On TikTok, clips of Georgescu went viral, often produced with the subversive, populist style of controversial influencer Andrew Tate, accompanied by dramatic music and subtitles. Georgescu was shown barely breaking a sweat on the running track, flipping opponents in judo — à la Putin — and riding a white horse in a traditional Romanian shirt.
In many ways, Georgescu fits the mold of the radical right-wing populist in 2024. He speaks plainly, shuns Western orthodoxy, is loathed by mainstream media, and has sounded more than friendly toward Russia.

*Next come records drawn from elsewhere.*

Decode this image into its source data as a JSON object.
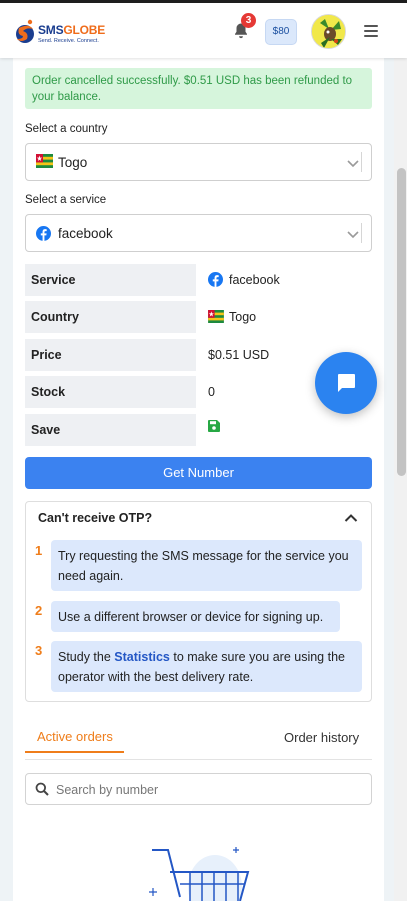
{
  "header": {
    "logo_brand_a": "SMS",
    "logo_brand_b": "GLOBE",
    "logo_tagline": "Send. Receive. Connect.",
    "notification_count": "3",
    "balance": "$80"
  },
  "alert": {
    "message": "Order cancelled successfully. $0.51 USD has been refunded to your balance."
  },
  "country_select": {
    "label": "Select a country",
    "value": "Togo"
  },
  "service_select": {
    "label": "Select a service",
    "value": "facebook"
  },
  "info": {
    "service_label": "Service",
    "service_value": "facebook",
    "country_label": "Country",
    "country_value": "Togo",
    "price_label": "Price",
    "price_value": "$0.51 USD",
    "stock_label": "Stock",
    "stock_value": "0",
    "save_label": "Save"
  },
  "get_number_button": "Get Number",
  "otp_help": {
    "title": "Can't receive OTP?",
    "steps": [
      {
        "num": "1",
        "text": "Try requesting the SMS message for the service you need again."
      },
      {
        "num": "2",
        "text": "Use a different browser or device for signing up."
      },
      {
        "num": "3",
        "text_before": "Study the ",
        "link": "Statistics",
        "text_after": " to make sure you are using the operator with the best delivery rate."
      }
    ]
  },
  "tabs": {
    "active": "Active orders",
    "inactive": "Order history"
  },
  "search": {
    "placeholder": "Search by number"
  },
  "colors": {
    "accent_orange": "#ef7d1a",
    "primary_blue": "#3b82f0",
    "success_green": "#2f9a48",
    "brand_navy": "#1a3d8f"
  },
  "icons": {
    "bell": "bell-icon",
    "menu": "hamburger-menu-icon",
    "chat": "chat-bubble-icon",
    "save": "floppy-disk-icon",
    "search": "magnifier-icon",
    "chevron": "chevron-down-icon",
    "collapse": "chevron-up-icon"
  }
}
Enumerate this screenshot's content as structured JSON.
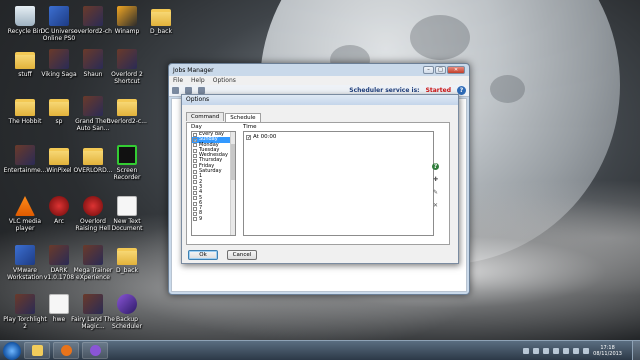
{
  "desktop": {
    "icons": [
      {
        "label": "Recycle Bin",
        "kind": "bin"
      },
      {
        "label": "DC Universe Online PS0",
        "kind": "app"
      },
      {
        "label": "overlord2-ch",
        "kind": "game"
      },
      {
        "label": "Winamp",
        "kind": "winamp"
      },
      {
        "label": "D_back",
        "kind": "folder"
      },
      {
        "label": "stuff",
        "kind": "folder"
      },
      {
        "label": "Viking Saga",
        "kind": "game"
      },
      {
        "label": "Shaun",
        "kind": "game"
      },
      {
        "label": "Overlord 2 Shortcut",
        "kind": "game"
      },
      {
        "label": "The Hobbit",
        "kind": "folder"
      },
      {
        "label": "sp",
        "kind": "folder"
      },
      {
        "label": "Grand Theft Auto San...",
        "kind": "game"
      },
      {
        "label": "overlord2-c...",
        "kind": "folder"
      },
      {
        "label": "Entertainme...",
        "kind": "game"
      },
      {
        "label": "WinPixel",
        "kind": "folder"
      },
      {
        "label": "OVERLORD...",
        "kind": "folder"
      },
      {
        "label": "Screen Recorder",
        "kind": "green"
      },
      {
        "label": "VLC media player",
        "kind": "vlc"
      },
      {
        "label": "Arc",
        "kind": "red"
      },
      {
        "label": "Overlord Raising Hell",
        "kind": "red"
      },
      {
        "label": "New Text Document",
        "kind": "doc"
      },
      {
        "label": "VMware Workstation",
        "kind": "app"
      },
      {
        "label": "DARK v1.0.1708",
        "kind": "game"
      },
      {
        "label": "Mega Trainer eXperience",
        "kind": "game"
      },
      {
        "label": "D_back",
        "kind": "folder"
      },
      {
        "label": "Play Torchlight 2",
        "kind": "game"
      },
      {
        "label": "hwe",
        "kind": "doc"
      },
      {
        "label": "Fairy Land The Magic...",
        "kind": "game"
      },
      {
        "label": "Backup Scheduler",
        "kind": "purple"
      }
    ]
  },
  "jobs_window": {
    "title": "Jobs Manager",
    "menu": [
      "File",
      "Help",
      "Options"
    ],
    "status_text": "Scheduler service is:",
    "status_value": "Started"
  },
  "options_dialog": {
    "title": "Options",
    "tabs": [
      "Command",
      "Schedule"
    ],
    "active_tab": "Schedule",
    "day_label": "Day",
    "time_label": "Time",
    "days": [
      {
        "label": "Every day",
        "checked": false
      },
      {
        "label": "Sunday",
        "checked": true,
        "selected": true
      },
      {
        "label": "Monday",
        "checked": false
      },
      {
        "label": "Tuesday",
        "checked": false
      },
      {
        "label": "Wednesday",
        "checked": false
      },
      {
        "label": "Thursday",
        "checked": false
      },
      {
        "label": "Friday",
        "checked": false
      },
      {
        "label": "Saturday",
        "checked": false
      },
      {
        "label": "1",
        "checked": false
      },
      {
        "label": "2",
        "checked": false
      },
      {
        "label": "3",
        "checked": false
      },
      {
        "label": "4",
        "checked": false
      },
      {
        "label": "5",
        "checked": false
      },
      {
        "label": "6",
        "checked": false
      },
      {
        "label": "7",
        "checked": false
      },
      {
        "label": "8",
        "checked": false
      },
      {
        "label": "9",
        "checked": false
      }
    ],
    "times": [
      {
        "label": "At 00:00",
        "checked": true
      }
    ],
    "ok_label": "Ok",
    "cancel_label": "Cancel"
  },
  "taskbar": {
    "time": "17:18",
    "date": "08/11/2013"
  },
  "colors": {
    "selection": "#3399ff",
    "status_started": "#cc1111"
  }
}
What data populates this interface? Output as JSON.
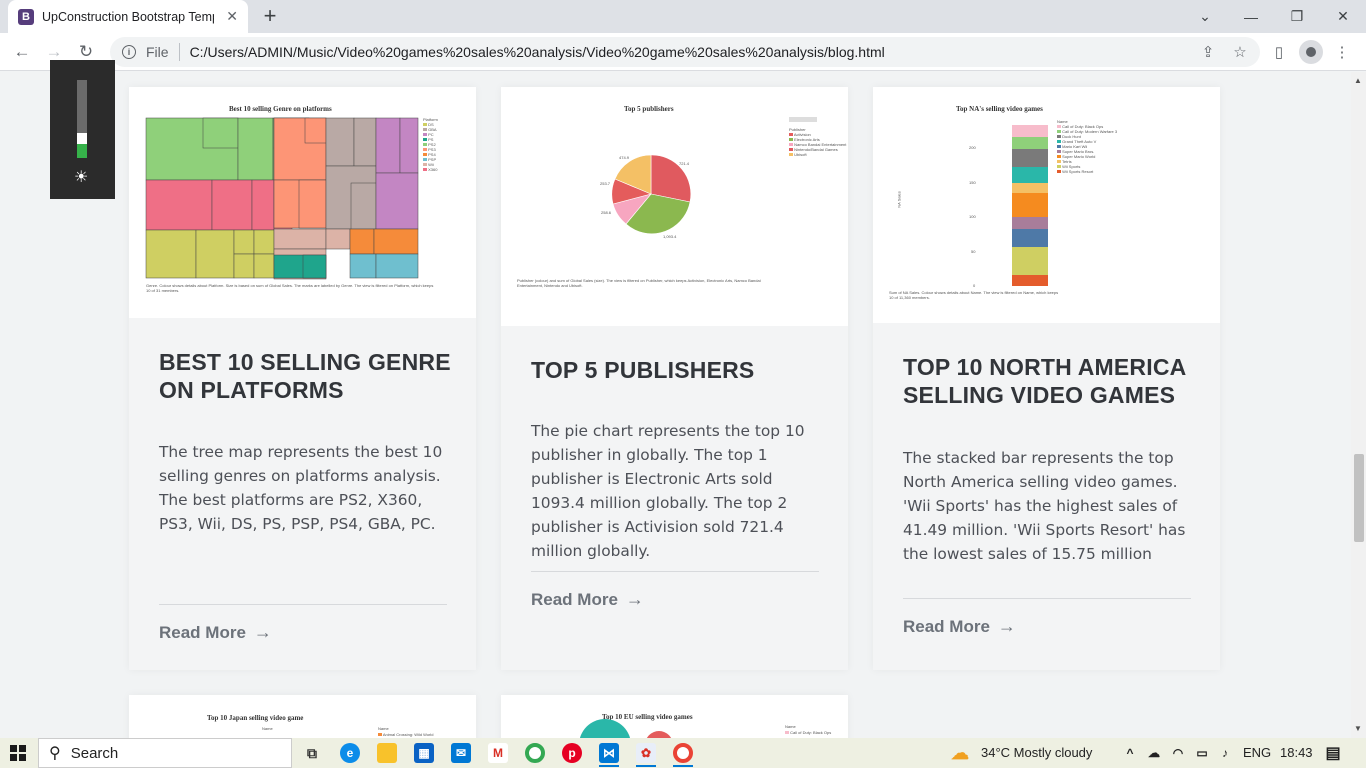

Among Europe’s former Communist states, Romania has historically been one of the most skeptical toward Moscow, but Georgescu’s enthusiasm for Putin seems not to have cost him at the polls. Putin shows he loves his country, Georgescu has said, adding that Romania could do with some Russian wisdom.
He has also criticized the EU; claimed that NATO would never intervene to fight for Romania if it were attacked; and called for an end to the war in Ukraine, arguing that President Volodymyr Zelenskyy is bad for his country. Meanwhile, the U.S. ballistic missile defense system housed at the Deveselu military base in southern Romania is a matter of national “shame,” Georgescu has argued, and promotes conflict.
According to Marius Ghincea, a political scientist at the Swiss Federal Institute of Technology in Zurich, Georgescu’s meteoric surge was driven by voter disillusionment with Romania’s two largest mainstream parties, which have been in a grand coalition since 2021 and are seen as “incompetent.”